The convention in Go is to keep buffering close to the I/O boundary. Wrap the file in a buffered writer, use that for writes, and flush at the end. Do not mix buffered and unbuffered writers in a MultiWriter unless you control the flush cycle.

Performance considerations

MultiWriter copies data. Every byte you write is sent to every destination. If you have a high-throughput stream and three destinations, you are tripling the memory bandwidth usage. This is usually fine for logs and text output. It is not suitable for streaming large binary files where performance is critical.

If you need to copy a large file to multiple destinations, consider using io.Copy with a custom reader or writer that handles the fan-out more efficiently. Or just write sequentially if the destinations can handle it. MultiWriter is a convenience adapter, not a high-performance streaming engine.

Decision matrix

Choose the right tool based on your error handling and performance needs.

Use io.MultiWriter when you need to fan out writes to multiple io.Writer destinations with minimal code and can tolerate all-or-nothing error semantics per write call.

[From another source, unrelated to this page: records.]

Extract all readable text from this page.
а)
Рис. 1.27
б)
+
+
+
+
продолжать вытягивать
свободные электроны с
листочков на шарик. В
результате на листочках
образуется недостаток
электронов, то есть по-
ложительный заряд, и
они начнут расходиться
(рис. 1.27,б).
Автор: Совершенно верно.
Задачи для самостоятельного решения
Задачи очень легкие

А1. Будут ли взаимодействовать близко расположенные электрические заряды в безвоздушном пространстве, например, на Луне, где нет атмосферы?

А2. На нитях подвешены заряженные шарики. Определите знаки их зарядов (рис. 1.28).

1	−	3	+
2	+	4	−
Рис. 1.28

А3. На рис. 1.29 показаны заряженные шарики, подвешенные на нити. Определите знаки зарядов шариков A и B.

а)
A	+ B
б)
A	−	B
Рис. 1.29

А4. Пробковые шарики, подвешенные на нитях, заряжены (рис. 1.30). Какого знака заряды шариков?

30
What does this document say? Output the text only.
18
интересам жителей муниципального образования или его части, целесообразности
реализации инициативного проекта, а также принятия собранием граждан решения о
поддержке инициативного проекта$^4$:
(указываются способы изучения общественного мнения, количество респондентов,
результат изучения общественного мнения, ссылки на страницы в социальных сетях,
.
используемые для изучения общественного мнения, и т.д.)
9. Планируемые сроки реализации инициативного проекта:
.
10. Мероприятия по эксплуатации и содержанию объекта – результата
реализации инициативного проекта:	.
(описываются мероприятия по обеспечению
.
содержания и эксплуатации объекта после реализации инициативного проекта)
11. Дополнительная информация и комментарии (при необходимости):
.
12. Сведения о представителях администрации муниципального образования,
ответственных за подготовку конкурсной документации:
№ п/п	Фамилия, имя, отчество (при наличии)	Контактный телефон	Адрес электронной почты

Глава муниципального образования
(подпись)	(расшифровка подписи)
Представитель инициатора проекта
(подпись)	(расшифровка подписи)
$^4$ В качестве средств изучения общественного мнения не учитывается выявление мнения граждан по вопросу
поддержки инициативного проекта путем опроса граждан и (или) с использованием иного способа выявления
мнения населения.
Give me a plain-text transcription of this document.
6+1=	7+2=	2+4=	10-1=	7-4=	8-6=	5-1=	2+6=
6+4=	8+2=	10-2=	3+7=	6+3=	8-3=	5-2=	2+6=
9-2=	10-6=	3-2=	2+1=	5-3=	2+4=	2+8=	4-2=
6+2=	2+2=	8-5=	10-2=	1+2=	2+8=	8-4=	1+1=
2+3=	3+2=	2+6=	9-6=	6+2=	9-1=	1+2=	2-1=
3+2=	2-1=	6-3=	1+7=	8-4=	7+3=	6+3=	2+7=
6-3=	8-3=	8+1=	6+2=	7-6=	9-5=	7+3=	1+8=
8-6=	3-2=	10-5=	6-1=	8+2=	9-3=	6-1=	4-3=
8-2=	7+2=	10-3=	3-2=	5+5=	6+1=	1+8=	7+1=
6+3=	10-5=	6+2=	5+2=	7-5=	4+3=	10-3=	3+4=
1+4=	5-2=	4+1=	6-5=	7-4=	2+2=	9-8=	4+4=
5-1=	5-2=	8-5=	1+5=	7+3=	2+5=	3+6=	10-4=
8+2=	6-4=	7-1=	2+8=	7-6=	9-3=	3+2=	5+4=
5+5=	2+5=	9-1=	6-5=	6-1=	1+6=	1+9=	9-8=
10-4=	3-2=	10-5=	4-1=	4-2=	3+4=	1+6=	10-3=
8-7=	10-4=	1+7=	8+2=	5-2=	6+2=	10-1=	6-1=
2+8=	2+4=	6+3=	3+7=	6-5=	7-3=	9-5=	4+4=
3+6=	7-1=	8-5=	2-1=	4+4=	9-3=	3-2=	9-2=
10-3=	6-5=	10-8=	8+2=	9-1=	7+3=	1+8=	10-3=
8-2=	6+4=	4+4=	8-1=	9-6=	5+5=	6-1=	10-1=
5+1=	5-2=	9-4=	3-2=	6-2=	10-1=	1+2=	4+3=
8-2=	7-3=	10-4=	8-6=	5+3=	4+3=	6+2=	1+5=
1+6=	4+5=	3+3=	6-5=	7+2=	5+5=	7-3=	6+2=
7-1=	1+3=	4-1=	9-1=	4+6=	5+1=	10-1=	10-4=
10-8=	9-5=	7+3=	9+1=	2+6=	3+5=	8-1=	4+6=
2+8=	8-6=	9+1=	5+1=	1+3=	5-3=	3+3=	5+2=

Use separate write calls when you need independent error handling for each destination or must handle partial writes differently for each sink.

Use io.TeeReader when you need to fan out reads from a single io.Reader source to multiple consumers.

Use a custom struct implementing io.Writer when you need to transform data for specific destinations before writing, such as adding timestamps to one log but not another.

Use plain sequential writes when performance is critical and you cannot afford the overhead of copying data to multiple destinations in a single call.

Where to go next

io.MultiWriter is a fan-out adapter, not a transaction manager. Handle errors explicitly and flush buffers yourself.